Wales: Gets quite a few mentions, from Tessa and Rachel deciding they should flee to Swansea and adopt new identities and later ending up there on their slide into evil, to Tim leaving for exile there and Esther and The Boy going there to meet him (it's raining heavily for most of their time there, but that's Wales for you.)
Weirdness Magnet: Tackleford in general. To varying degrees, Tim, Ryan, Fallon and Amy, and Shelley very much so.
Fallon: You don't choose action! Action chooses you!
Amy: Copper Edge is nice. They rob you, then shoot you so you don't feel bad.
Yandere: Riley is quite jealous of other ladies who get close to Tim, and helps sabotage his mayoral career to get the two of them exiled to Wales without his friends to distract them. He's not all that upset when he finds out.
Alpha Bitch #1: Susan Ptolemy, 19, "a dangerous loose cannon who plays outside the rules." Alpha Bitch #2: Bleugh, is that from her Facebook? Alpha Bitch #3: No, it's quote from the Chief Inspector of Northamptonshire Constabulary. Alpha Bitch #2: "'...but, she gets the job done', he added reluctantly."
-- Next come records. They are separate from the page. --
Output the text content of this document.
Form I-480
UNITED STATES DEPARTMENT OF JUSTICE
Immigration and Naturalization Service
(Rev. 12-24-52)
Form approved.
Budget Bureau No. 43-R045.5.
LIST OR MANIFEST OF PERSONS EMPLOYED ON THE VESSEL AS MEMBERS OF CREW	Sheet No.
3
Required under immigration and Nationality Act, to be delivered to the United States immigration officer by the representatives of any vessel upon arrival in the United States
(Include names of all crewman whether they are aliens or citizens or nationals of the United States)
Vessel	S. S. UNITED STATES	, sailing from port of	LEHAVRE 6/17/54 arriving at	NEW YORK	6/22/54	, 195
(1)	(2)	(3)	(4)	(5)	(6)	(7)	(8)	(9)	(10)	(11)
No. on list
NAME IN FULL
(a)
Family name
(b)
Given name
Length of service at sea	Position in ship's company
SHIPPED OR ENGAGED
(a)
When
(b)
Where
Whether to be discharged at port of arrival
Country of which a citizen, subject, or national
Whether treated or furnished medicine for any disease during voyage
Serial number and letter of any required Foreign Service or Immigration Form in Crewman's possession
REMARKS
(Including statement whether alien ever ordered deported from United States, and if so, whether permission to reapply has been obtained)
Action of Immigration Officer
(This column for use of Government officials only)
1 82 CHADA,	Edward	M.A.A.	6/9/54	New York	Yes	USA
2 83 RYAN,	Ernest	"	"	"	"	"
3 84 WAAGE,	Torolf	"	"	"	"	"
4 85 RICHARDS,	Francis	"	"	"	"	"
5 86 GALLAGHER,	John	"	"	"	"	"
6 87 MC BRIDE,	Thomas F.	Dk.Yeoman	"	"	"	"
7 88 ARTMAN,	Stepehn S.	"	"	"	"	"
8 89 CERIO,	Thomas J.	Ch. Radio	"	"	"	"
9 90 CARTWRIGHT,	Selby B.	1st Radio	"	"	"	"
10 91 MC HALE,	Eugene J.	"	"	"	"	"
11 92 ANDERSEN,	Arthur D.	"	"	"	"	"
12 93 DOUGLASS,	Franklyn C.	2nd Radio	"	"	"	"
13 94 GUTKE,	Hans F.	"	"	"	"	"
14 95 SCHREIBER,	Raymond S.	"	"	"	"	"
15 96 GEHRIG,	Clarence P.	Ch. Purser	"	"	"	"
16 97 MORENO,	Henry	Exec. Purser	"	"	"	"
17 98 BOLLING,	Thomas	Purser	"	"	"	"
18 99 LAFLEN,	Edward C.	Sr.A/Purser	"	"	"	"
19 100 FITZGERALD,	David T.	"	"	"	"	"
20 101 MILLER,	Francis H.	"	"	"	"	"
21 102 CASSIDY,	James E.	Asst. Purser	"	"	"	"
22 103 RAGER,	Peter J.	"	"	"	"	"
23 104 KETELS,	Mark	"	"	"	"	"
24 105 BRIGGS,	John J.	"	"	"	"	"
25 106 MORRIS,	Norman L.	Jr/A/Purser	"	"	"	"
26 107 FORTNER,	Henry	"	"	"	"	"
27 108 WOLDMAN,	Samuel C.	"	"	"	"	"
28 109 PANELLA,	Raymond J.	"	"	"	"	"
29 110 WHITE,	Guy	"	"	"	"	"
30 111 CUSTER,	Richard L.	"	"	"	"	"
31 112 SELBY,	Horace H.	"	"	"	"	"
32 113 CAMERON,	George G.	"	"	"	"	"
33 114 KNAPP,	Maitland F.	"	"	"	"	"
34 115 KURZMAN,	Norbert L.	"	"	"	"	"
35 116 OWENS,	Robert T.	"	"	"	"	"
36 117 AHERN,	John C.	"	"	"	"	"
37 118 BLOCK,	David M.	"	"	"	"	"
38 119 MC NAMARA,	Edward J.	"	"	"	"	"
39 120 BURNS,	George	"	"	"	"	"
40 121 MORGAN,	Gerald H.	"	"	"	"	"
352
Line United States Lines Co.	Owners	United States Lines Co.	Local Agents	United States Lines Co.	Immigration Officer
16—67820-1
Distracted by the Sexy: Entrusted to retrieve a bag from "the secret world of women" - Esther's room - Ed struggles to keep body and mind together amid Esther's carelessly discarded clothes:
Ed: Oh Christ. Everything is so SCANTY. Can't concentrate... Bag, Ed. UNDER BED. FIGHT THIS.
Fanservice: (Of the non-sexy kind.) Invoked, at least, when this cover describes Giant Days as "The return of Esther that you very politely requested."